На обложке журнала Аркадий Иванович рассмотрел белое, пушистое перо, а над пером тоже белые, прописью буквы - на матово-оранжевом фоне, составляющие два интригующих слова: "Литература сегодня". Увидев заглавие, Аркадий Иванович тотчас задумался: поступить по совести - и вернуть журнал женщине, или по сердцу - и заглянуть в его содержание.
Всё, что было связано с литературой, всегда пробуждало в Аркадии Ивановиче жгучий интерес; слово "литература" означало для него "художественная литература", ему и в голову не могло прийти, что кто-то под этим словом может подразумевать какую-либо другую литературу. Этот жгучий интерес пробудился в нём и сейчас, и соблазнил его.

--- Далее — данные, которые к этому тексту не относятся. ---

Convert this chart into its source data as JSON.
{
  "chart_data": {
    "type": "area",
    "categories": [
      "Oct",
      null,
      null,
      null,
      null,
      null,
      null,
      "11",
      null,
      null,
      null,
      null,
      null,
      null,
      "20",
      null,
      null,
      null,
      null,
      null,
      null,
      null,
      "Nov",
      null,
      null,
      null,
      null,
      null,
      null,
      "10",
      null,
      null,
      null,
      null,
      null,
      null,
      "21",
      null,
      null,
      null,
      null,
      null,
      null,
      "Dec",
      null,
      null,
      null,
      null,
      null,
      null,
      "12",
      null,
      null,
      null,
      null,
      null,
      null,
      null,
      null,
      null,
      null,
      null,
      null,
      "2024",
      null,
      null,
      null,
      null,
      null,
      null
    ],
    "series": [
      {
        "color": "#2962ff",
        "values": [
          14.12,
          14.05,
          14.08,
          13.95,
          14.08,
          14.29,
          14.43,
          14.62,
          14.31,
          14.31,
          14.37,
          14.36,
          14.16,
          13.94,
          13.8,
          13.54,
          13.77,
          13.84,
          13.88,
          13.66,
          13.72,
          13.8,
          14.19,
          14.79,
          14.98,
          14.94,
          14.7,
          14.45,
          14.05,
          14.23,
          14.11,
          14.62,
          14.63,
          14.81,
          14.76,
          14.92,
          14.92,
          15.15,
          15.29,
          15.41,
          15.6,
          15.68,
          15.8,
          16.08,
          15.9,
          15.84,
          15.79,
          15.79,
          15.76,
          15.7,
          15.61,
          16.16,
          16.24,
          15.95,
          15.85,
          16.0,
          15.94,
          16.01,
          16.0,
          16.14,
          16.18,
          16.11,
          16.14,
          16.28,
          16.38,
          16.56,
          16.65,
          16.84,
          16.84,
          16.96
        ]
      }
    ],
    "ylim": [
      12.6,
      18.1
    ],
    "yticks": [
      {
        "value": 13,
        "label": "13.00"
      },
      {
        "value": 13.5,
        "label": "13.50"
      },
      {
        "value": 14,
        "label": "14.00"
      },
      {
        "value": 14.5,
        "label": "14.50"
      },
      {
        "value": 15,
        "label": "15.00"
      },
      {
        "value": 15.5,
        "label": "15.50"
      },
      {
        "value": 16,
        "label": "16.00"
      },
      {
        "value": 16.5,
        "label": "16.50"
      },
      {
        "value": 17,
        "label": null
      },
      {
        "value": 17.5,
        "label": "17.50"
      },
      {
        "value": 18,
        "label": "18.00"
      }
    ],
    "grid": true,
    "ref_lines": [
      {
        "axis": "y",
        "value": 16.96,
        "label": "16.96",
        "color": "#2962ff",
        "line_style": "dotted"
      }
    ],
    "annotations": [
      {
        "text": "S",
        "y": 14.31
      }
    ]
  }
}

"Быть может, она вовсе этот журнал не забыла, а оставила его здесь намерено, потому что он ей неинтересен, а может, он вообще принадлежит кому-то другому, а она, как и я, сама его здесь обнаружила..." - пытался договориться со своей совестью Аркадий Иванович.
Необходимость договариваться с совестью возникла у Аркадия Ивановича оттого, что у него было твёрдое убеждение, состоявшее в том, что брать чужое - это плохо; однако другое убеждение, гласившее, что читать - это хорошо, оказалось твёрже, так что зашевелившуюся совесть удалось смирить. К тому же, пока Аркадий Иванович раздумывал над тем, как ему поступить, женщина в красном беретике уже перешла дорогу и была далеко - докричаться до неё не представлялось возможным, а бегать Аркадий Иванович не умел; а если б даже и умел, то всё равно бы не побежал, так как устал жутко.
И он забыл о женщине в красном беретике.
Журнал, прельстивший Аркадия Ивановича, оказался изданием ежемесячным, довольно увесистым (бумага плотная, чересчур белая; шрифт - мелкий до неприличия, блеклый) и состоял из рассказов современных авторов-любителей. Аркадий Иванович, узнав, что в журнале рассказы, да ещё и любительские, нахмурился, отвёл взгляд от страницы, озаглавленной "Содержание", поразмыслил несколько секунд и сказал себе: "Всё-таки бело-коричневый голубь, как ни крути, а голубь. Будем довольствоваться малым".
И принялся читать.
III
Иннокентий Лёв - Она
Юра был мечтательной, поэтичной натурой, почти как главный герой "Белых ночей" Достоевского; за свои девятнадцать лет жизни он влюблялся так много раз, что если бы кто взялся писать о его сердечных переживаниях книгу, то вышла бы целая эпопея.
Внешностью Юра обладал непримечательной: средний рост, тёмные волосы, в меру худой; о таких, как он, говорят, как правило, так: обычная внешность. Сам Юра считал себя страшненьким, но с симпатичной душой.